The decision to move the international airport to Changi meant writing off the $800 million invested in Paya Lebar and investing a fresh $1.5 billion in the new development, but the bold move paid off, Changi Airport added.

Singapore Airlines (SIA) chief executive Goh Choon Phong reflected along similar lines: “His vision enabled Singapore to grow into a pre-eminent global air hub, and for SIA to prosper as a world-leading international airline.”

It was also through Mr Lee’s foresight that Singapore has developed strong business ties with China, said the Singapore Chinese Chamber of Commerce and Industry (SCCCI). “Mr Lee always showed utmost concern for the development of the Chinese community. He urged local Chinese businesses to develop close links internationally, let Singapore integrate into the global market place,” the SCCCI added yesterday.

UOB chairman emeritus Wee Cho Yaw said that in the early days of Singapore’s economic development, he had the opportunity to interact more with Mr Lee and would seek his advice, for example, when he led a delegation to China. Mr Wee said that “Lee Kuan Yew was for Singapore… That’s why Singapore can be prosperous and do so well”.

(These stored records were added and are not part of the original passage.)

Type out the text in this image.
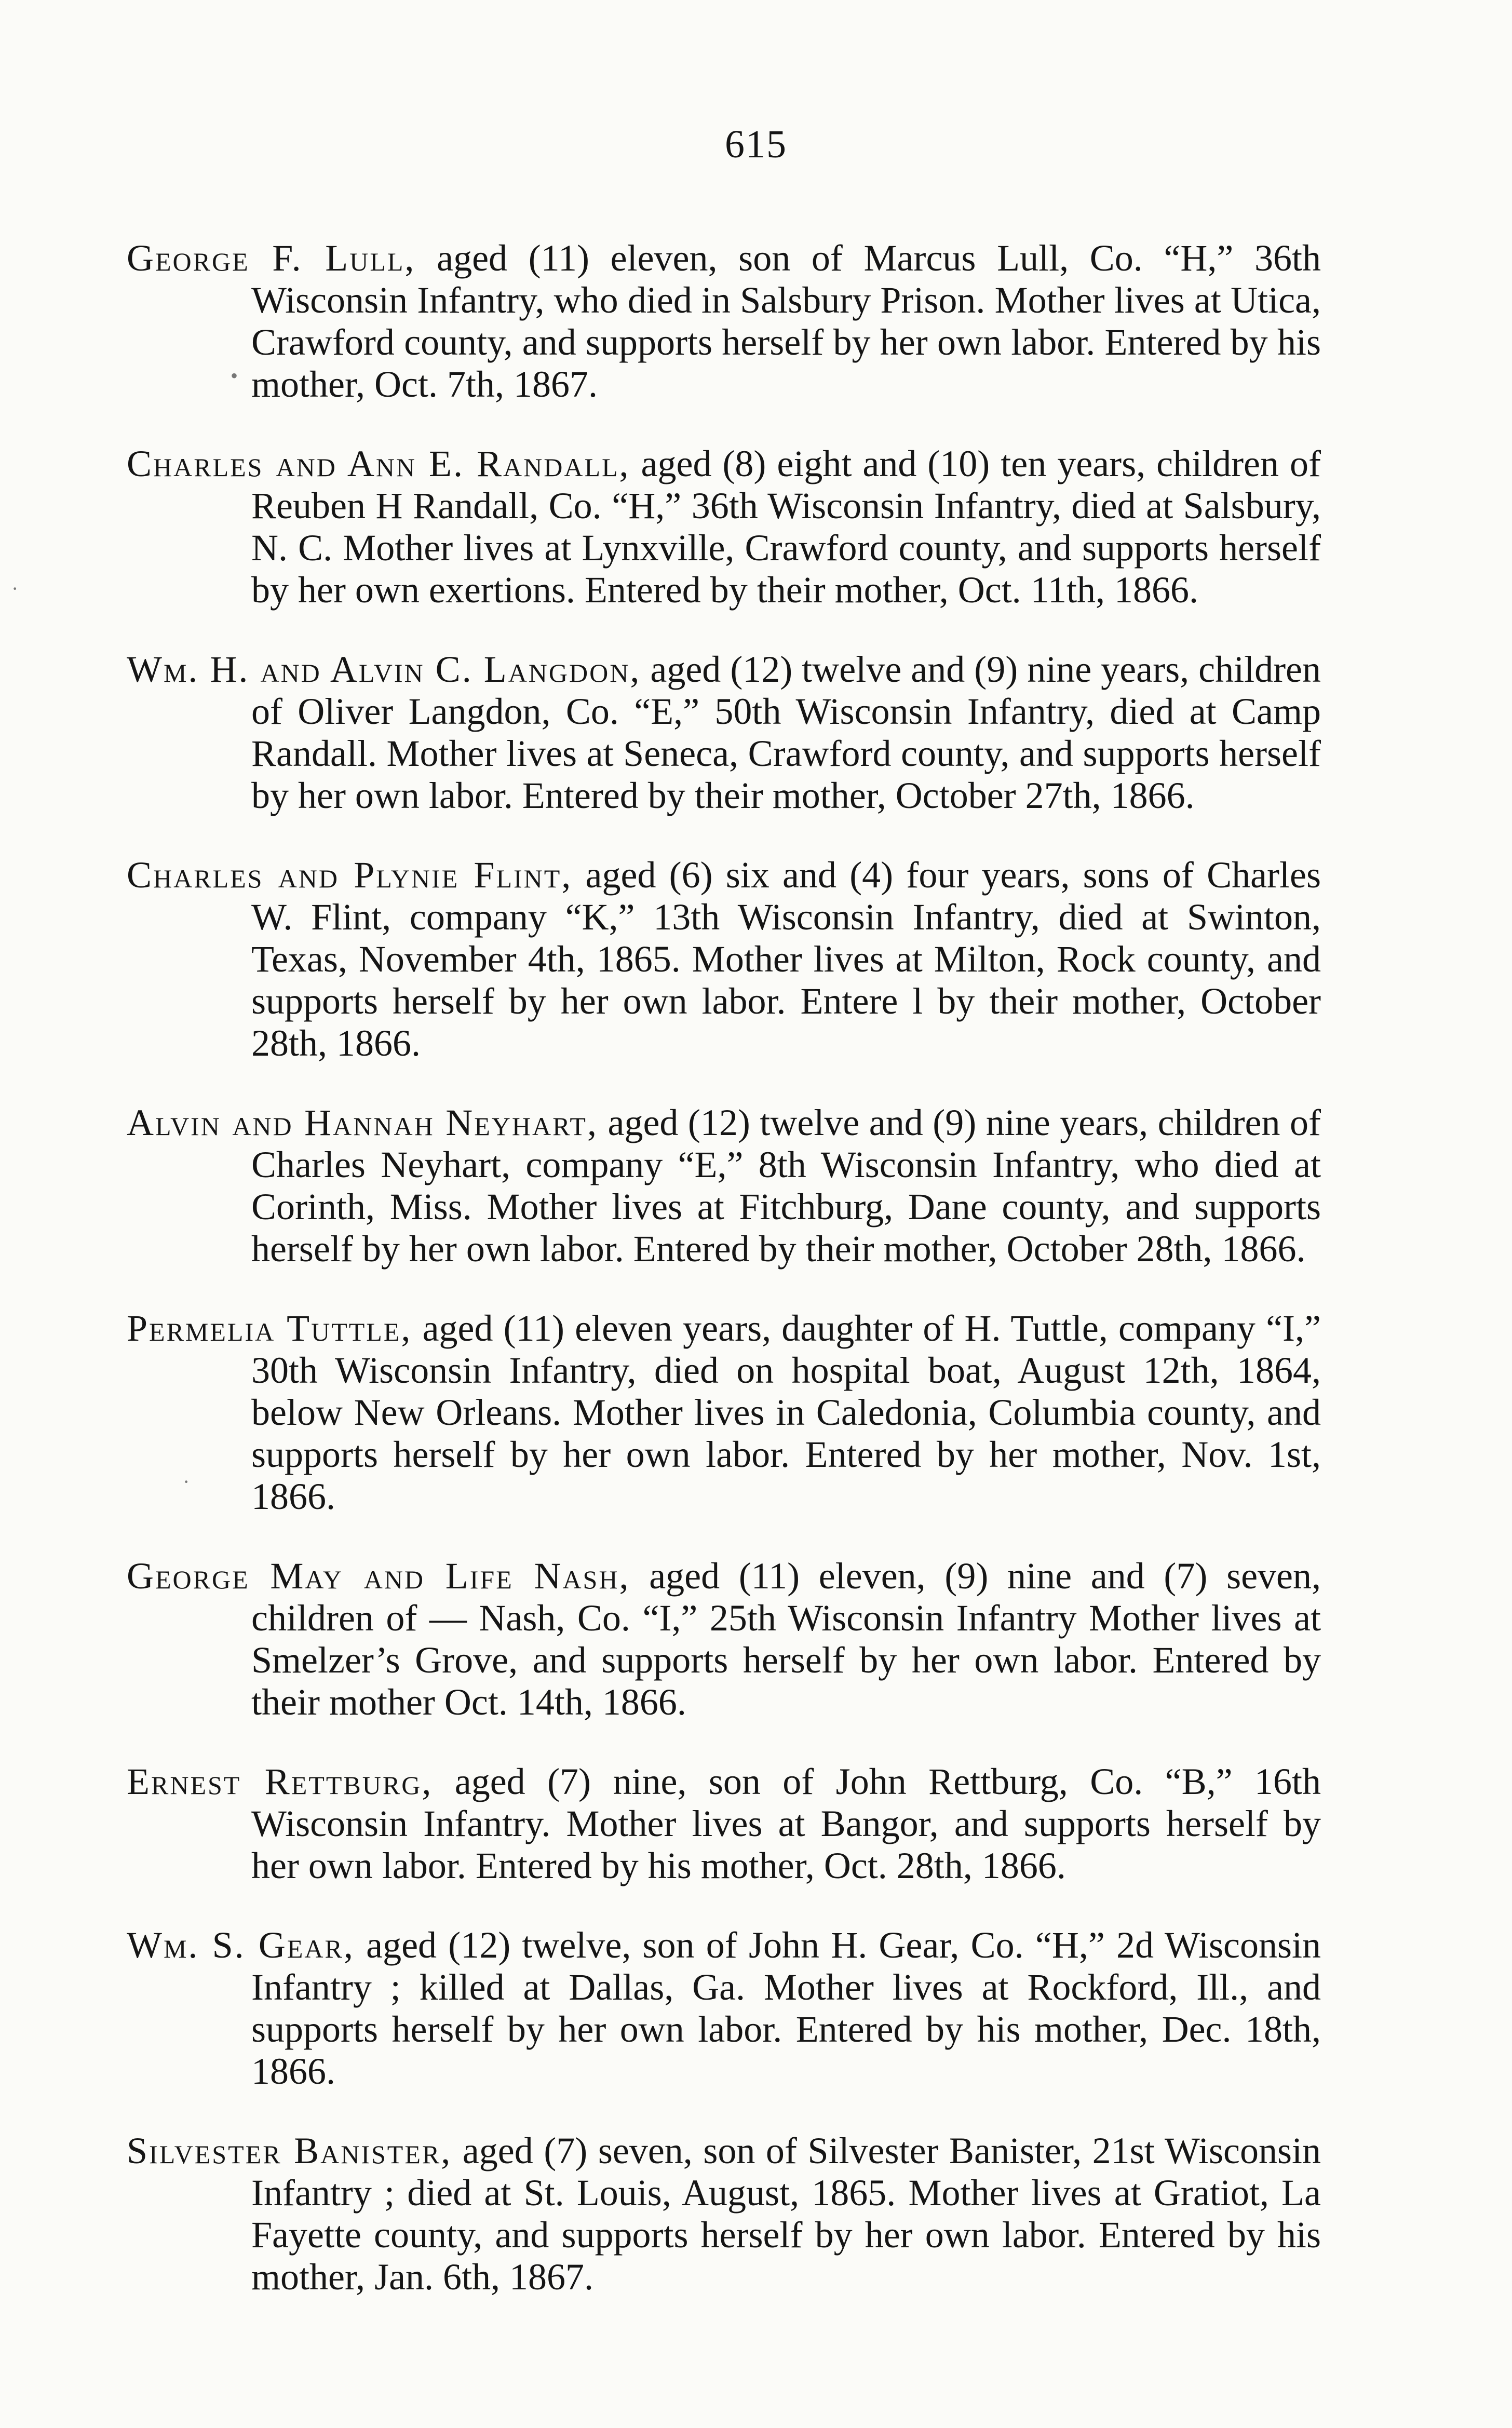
615

George F. Lull, aged (11) eleven, son of Marcus Lull, Co. “H,” 36th Wisconsin Infantry, who died in Salsbury Prison. Mother lives at Utica, Crawford county, and supports herself by her own labor. Entered by his mother, Oct. 7th, 1867.

Charles and Ann E. Randall, aged (8) eight and (10) ten years, children of Reuben H Randall, Co. “H,” 36th Wisconsin Infantry, died at Salsbury, N. C. Mother lives at Lynxville, Crawford county, and supports herself by her own exertions. Entered by their mother, Oct. 11th, 1866.

Wm. H. and Alvin C. Langdon, aged (12) twelve and (9) nine years, children of Oliver Langdon, Co. “E,” 50th Wisconsin Infantry, died at Camp Randall. Mother lives at Seneca, Crawford county, and supports herself by her own labor. Entered by their mother, October 27th, 1866.

Charles and Plynie Flint, aged (6) six and (4) four years, sons of Charles W. Flint, company “K,” 13th Wisconsin Infantry, died at Swinton, Texas, November 4th, 1865. Mother lives at Milton, Rock county, and supports herself by her own labor. Entere l by their mother, October 28th, 1866.

Alvin and Hannah Neyhart, aged (12) twelve and (9) nine years, children of Charles Neyhart, company “E,” 8th Wisconsin Infantry, who died at Corinth, Miss. Mother lives at Fitchburg, Dane county, and supports herself by her own labor. Entered by their mother, October 28th, 1866.

Permelia Tuttle, aged (11) eleven years, daughter of H. Tuttle, company “I,” 30th Wisconsin Infantry, died on hospital boat, August 12th, 1864, below New Orleans. Mother lives in Caledonia, Columbia county, and supports herself by her own labor. Entered by her mother, Nov. 1st, 1866.

George May and Life Nash, aged (11) eleven, (9) nine and (7) seven, children of — Nash, Co. “I,” 25th Wisconsin Infantry Mother lives at Smelzer’s Grove, and supports herself by her own labor. Entered by their mother Oct. 14th, 1866.

Ernest Rettburg, aged (7) nine, son of John Rettburg, Co. “B,” 16th Wisconsin Infantry. Mother lives at Bangor, and supports herself by her own labor. Entered by his mother, Oct. 28th, 1866.

Wm. S. Gear, aged (12) twelve, son of John H. Gear, Co. “H,” 2d Wisconsin Infantry ; killed at Dallas, Ga. Mother lives at Rockford, Ill., and supports herself by her own labor. Entered by his mother, Dec. 18th, 1866.

Silvester Banister, aged (7) seven, son of Silvester Banister, 21st Wisconsin Infantry ; died at St. Louis, August, 1865. Mother lives at Gratiot, La Fayette county, and supports herself by her own labor. Entered by his mother, Jan. 6th, 1867.

•
·
·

Mr Wee recalled another experience with Mr Lee.

Out of concern for the career prospects of Chinese-educated Singaporeans, Mr Lee had proposed the merger of Nanyang University – or Nantah – and the University of Singapore in the late 1970s.

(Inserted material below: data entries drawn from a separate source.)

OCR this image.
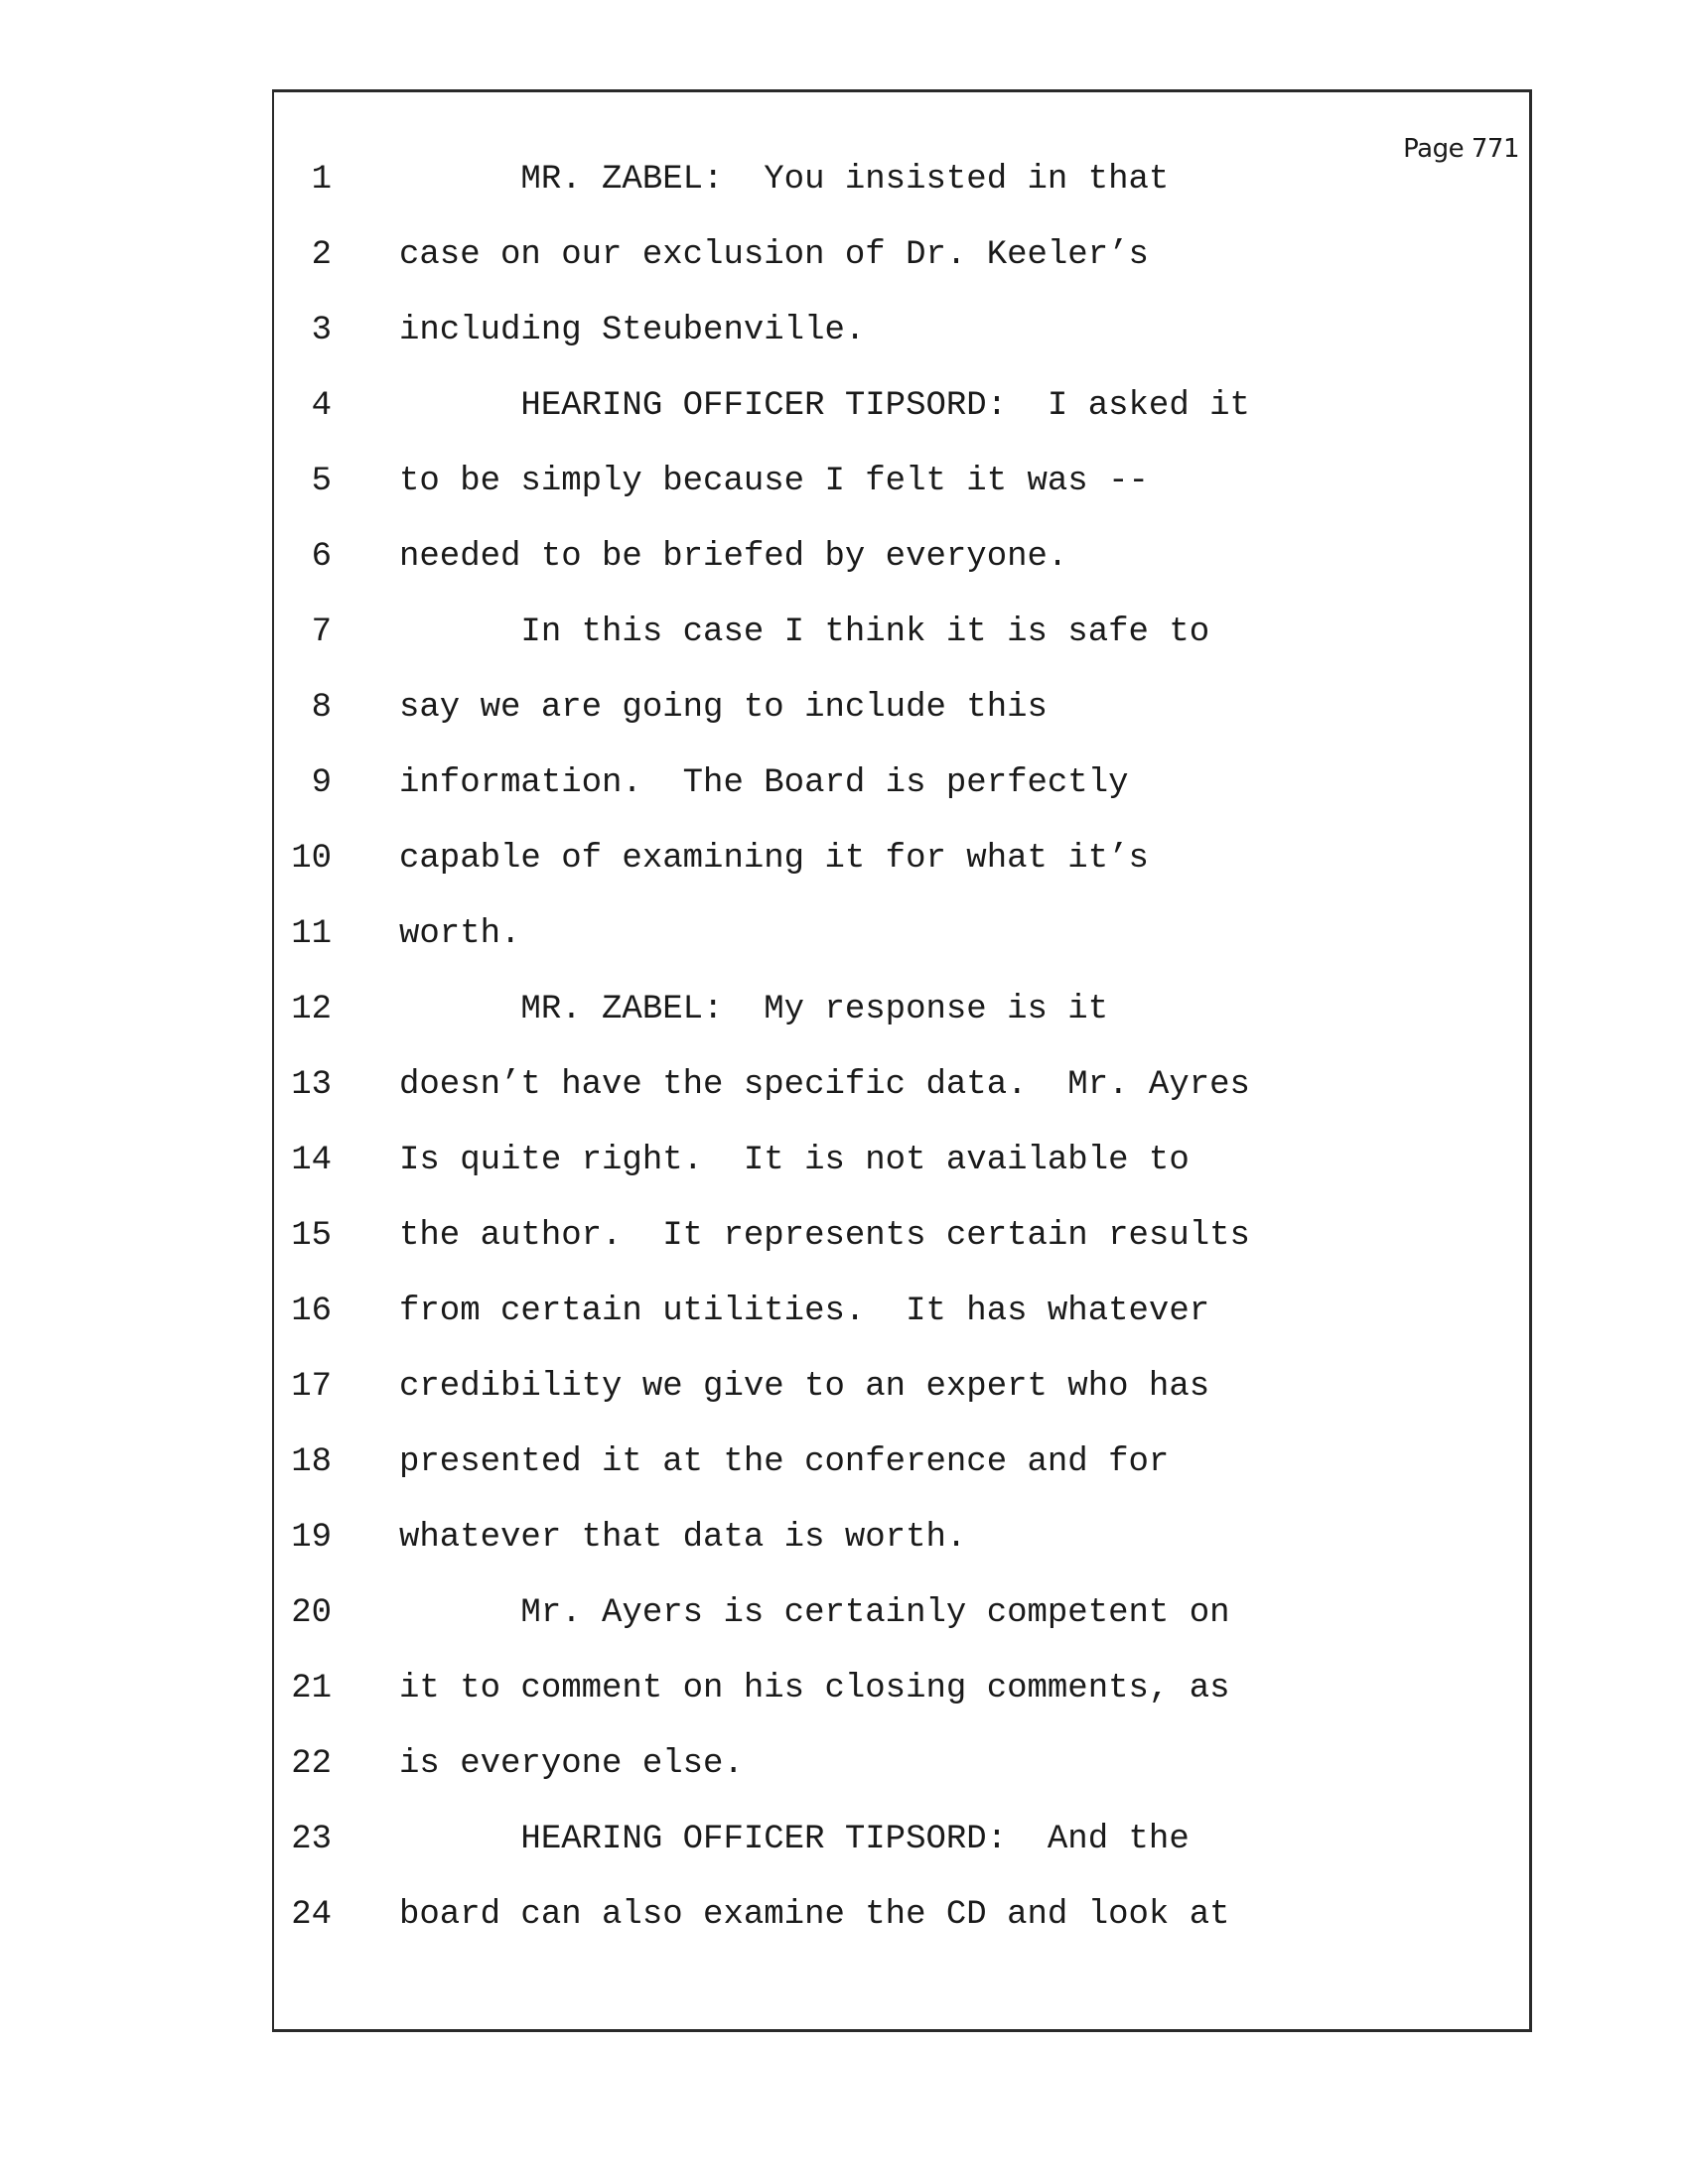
Page 771
1 MR. ZABEL:  You insisted in that
2 case on our exclusion of Dr. Keeler’s
3 including Steubenville.
4 HEARING OFFICER TIPSORD:  I asked it
5 to be simply because I felt it was --
6 needed to be briefed by everyone.
7 In this case I think it is safe to
8 say we are going to include this
9 information.  The Board is perfectly
10 capable of examining it for what it’s
11 worth.
12 MR. ZABEL:  My response is it
13 doesn’t have the specific data.  Mr. Ayres
14 Is quite right.  It is not available to
15 the author.  It represents certain results
16 from certain utilities.  It has whatever
17 credibility we give to an expert who has
18 presented it at the conference and for
19 whatever that data is worth.
20 Mr. Ayers is certainly competent on
21 it to comment on his closing comments, as
22 is everyone else.
23 HEARING OFFICER TIPSORD:  And the
24 board can also examine the CD and look at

Mr Wee, then chairman of Nantah, said his hands were tied: “Unfortunately, I told him I could not take the initiative because Nantah was built by the Chinese community. He understood my position. He was very understanding and was very patient with us.”

Even as Mr Lee eventually proceeded with the merger, he did so only with Singaporeans’ future in mind, Mr Wee added.

Others in the banking industry agreed that the nation would not have become one of Asia’s leading financial hubs without Mr Lee.

DBS chairman Peter Seah said: “As Prime Minister, (Mr Lee) and (Finance Minister) Goh Keng Swee were the architects of the Asian dollar market and set their sights on making Singapore a leading financial centre. Later on, in a somewhat controversial move, he pushed for consolidation of the Singapore banking sector. He believed that… for Singapore banks to make it in the face of rising competition globally, they needed to be big and strong. Today, all three Singapore banks are among the world’s strongest and safest.”

Companies flourished in the pro-business environment. Hong Leong Singapore executive chairman Kwek Leng Beng said: “Mr Lee played an instrumental role in nurturing corporate Singapore. The private sector and the business community benefited tremendously from his pro-business policies and vision to establish Singapore as a major business hub for Asia. This enabled many of Singapore’s home-grown conglomerates, like our group, to thrive locally and globally.”